Charlie Colgan, a professor at the University of Southern Maine’s Muskie School of Public Service who wrote the report, of which he says “there is a really significant shift underway with wind power and wind generation in Maine.”
Chris O’Neil, spokesman for Friends of Maine Mountains, criticized the report for “only showing one side of the ledger” and not including the cost to taxpayers of wind industry incentives at the federal level or costs to electricity customers in the form of transmission projects.
“The report is all about the income but nothing about the out-go,” O’Neil wrote in an email.
The report estimates the wind industry will have supported an average of 1,560 jobs per year from 2006 to 2018, in direct employment and indirect jobs supported by, say, the spending of a construction worker at a local hotel or restaurant.
In the long run, buildout of 1.3 gigawatts of power capacity across 18 wind farms would support about 89 direct jobs operating the turbines, with potentially more jobs for repair and maintenance work, the report projects.
There are other upsides not measured in the report, too, according to John Cooney, vice president for finance and development at the Woolwich company Reed & Reed, which in 2006 shifted its focus from public transportation contracts to the energy sector.
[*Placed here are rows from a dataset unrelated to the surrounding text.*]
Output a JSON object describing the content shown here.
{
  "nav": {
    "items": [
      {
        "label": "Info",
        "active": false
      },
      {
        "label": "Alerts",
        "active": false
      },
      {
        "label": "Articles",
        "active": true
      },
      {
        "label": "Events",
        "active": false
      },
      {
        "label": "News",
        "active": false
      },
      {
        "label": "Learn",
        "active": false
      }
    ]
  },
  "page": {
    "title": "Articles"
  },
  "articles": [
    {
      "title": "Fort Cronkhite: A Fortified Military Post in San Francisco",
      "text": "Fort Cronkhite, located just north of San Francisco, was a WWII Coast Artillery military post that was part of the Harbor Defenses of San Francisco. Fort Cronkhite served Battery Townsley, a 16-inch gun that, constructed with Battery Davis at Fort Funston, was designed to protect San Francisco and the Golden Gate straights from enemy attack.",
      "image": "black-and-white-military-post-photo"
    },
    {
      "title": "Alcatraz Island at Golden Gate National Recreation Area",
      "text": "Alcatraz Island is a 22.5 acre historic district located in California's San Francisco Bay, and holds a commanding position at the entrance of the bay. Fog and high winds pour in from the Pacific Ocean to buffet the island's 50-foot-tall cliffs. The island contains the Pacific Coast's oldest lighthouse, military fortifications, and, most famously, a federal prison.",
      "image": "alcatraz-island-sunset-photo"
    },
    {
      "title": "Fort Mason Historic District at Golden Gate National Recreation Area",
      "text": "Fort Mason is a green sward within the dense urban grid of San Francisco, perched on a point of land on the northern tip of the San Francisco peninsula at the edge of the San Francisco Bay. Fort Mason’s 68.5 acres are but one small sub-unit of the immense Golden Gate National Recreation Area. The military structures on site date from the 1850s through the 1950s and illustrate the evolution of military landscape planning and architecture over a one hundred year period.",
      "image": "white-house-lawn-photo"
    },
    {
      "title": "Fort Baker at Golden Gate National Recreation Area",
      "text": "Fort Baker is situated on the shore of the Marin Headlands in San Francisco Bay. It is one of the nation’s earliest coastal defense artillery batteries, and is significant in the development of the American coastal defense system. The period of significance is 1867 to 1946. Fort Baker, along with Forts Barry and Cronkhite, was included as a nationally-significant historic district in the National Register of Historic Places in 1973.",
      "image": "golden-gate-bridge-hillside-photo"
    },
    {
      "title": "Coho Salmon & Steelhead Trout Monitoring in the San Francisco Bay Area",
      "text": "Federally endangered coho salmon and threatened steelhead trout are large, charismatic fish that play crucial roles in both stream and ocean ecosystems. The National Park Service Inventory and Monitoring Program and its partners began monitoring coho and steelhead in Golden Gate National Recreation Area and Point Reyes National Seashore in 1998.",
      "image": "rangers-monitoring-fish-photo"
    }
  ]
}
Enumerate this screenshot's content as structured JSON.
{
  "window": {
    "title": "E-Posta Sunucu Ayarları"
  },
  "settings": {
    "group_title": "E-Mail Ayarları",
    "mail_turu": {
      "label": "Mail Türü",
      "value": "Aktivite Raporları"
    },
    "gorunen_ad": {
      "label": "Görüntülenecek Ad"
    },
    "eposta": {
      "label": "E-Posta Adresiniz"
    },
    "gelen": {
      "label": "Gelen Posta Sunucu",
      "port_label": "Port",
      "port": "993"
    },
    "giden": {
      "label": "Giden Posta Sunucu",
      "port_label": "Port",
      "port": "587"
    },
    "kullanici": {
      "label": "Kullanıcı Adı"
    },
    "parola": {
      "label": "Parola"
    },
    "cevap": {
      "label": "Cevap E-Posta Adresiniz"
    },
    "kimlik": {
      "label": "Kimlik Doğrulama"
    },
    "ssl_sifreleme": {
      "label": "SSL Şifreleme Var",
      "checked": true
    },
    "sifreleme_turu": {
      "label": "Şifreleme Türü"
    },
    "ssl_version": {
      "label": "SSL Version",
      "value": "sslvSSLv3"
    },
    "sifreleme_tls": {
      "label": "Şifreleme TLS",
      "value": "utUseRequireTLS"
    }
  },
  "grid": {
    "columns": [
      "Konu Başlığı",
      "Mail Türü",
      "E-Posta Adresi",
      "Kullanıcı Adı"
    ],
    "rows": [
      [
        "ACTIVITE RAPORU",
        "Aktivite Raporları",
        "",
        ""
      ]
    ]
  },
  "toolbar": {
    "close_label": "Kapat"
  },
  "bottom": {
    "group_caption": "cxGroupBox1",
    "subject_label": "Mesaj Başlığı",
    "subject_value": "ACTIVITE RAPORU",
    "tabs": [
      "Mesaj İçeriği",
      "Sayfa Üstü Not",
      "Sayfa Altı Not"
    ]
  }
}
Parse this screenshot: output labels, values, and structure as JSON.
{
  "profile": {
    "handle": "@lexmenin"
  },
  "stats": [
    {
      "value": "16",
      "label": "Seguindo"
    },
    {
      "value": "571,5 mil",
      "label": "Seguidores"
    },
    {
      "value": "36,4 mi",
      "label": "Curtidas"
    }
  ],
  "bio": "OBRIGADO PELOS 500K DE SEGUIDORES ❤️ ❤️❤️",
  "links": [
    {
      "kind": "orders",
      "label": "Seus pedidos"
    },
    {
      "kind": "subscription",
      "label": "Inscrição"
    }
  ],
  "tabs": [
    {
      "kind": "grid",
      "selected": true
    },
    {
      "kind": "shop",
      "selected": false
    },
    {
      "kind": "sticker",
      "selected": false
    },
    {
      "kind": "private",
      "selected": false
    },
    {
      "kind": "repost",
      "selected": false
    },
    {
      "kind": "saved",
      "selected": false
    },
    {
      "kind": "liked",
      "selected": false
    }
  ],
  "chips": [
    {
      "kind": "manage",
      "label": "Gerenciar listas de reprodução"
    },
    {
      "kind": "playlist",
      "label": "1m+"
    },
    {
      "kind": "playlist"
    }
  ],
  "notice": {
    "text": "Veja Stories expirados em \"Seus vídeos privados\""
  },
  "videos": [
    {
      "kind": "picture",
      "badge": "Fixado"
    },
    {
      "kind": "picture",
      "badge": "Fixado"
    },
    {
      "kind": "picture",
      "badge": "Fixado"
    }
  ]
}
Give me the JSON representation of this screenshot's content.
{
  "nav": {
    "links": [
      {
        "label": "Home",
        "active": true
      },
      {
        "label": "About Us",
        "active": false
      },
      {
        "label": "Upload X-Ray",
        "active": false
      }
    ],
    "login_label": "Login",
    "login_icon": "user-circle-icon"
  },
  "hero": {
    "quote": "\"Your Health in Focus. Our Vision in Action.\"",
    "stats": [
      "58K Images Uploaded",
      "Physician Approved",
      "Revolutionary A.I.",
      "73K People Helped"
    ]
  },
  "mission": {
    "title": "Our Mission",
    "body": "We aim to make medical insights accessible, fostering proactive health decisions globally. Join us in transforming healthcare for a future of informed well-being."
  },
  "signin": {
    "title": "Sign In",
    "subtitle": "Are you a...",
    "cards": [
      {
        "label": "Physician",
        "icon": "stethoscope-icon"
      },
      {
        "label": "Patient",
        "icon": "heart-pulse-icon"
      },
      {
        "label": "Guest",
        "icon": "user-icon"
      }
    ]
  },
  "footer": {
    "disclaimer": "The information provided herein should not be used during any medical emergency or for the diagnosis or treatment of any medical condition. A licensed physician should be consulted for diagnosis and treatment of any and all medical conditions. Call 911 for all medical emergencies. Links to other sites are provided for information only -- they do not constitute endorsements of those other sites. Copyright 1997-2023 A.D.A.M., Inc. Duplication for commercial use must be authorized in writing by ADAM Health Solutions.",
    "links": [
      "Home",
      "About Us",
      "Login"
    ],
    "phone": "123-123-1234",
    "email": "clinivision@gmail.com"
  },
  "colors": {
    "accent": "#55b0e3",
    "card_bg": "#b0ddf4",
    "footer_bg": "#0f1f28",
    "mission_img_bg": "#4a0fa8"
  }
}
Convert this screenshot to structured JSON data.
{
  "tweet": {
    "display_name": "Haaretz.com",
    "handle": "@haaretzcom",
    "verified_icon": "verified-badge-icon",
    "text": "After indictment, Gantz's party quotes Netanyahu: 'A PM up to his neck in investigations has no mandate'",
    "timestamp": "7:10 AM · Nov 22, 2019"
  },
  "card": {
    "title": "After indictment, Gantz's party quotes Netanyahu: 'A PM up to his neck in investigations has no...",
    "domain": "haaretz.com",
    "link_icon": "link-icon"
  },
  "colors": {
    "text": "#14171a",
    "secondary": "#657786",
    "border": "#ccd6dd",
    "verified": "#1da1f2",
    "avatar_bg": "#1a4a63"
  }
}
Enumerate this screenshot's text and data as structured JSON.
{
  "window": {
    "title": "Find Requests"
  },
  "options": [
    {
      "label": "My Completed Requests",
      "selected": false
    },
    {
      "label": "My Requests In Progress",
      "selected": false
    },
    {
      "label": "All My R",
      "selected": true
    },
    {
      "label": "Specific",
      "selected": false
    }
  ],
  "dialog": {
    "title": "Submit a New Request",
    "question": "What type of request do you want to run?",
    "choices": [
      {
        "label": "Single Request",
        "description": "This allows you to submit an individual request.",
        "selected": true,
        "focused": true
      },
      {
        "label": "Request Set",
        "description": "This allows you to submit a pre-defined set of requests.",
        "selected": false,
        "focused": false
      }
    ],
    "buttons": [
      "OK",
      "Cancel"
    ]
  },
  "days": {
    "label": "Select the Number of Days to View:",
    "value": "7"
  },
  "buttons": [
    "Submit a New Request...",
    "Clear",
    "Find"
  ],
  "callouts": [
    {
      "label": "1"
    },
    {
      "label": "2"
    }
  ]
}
Reed & Reed gets about half its work from the private sector now and has started on jobs in New York, western Massachusetts, Vermont, Canada and Mexico.
“This industry has given us the opportunity to export expertise out of the state,” Cooney said.
Cooney said the company has retained a service agreement with First Wind through the Massachusetts wind developer’s acquisition by solar energy giant SunEdison.
Patrick Woodcock, director of the Governor’s Energy Office, agreed with the report’s findings that the wind industry has supported “significant construction jobs” but said he thinks lawmakers should and will focus this year on broadening that impact.
That could be through finding if and how relatively stable wind power prices could provide a hedge for Maine utilities – ultimately benefitting electricity customers – and expanding the supply chain within the state for wind projects.
“I think the report shows it’s a shot in the arm for quick construction jobs, and I think we need to do a better job of having long-term benefits,” Woodcock said.
Woodcock said the market for renewable energy credits in Maine is dominated by biomass because Massachusetts and Connecticut disqualified that type of energy as renewable and it’s able to accept lower prices on Maine’s renewable credit market.
Outside of the renewable credit market, Woodcock said that what the region decides to do about natural gas capacity also could affect the market for wind power, which a utility might lock in to as a hedge against volatility from other power sources. The price of wind power can provide more stability because the price of the wind itself doesn’t change, as the price of natural gas or oil does.
LePage has criticized subsidies for the wind power industry but has led an effort across the state and region for electricity customers to subsidize new natural gas capacity, which could in the next few years serve natural gas plants already online.
The region recently has faced removal of power generation assets, including the closure of Vermont Yankee, which took 800 megawatts of generation off the grid on Dec. 29.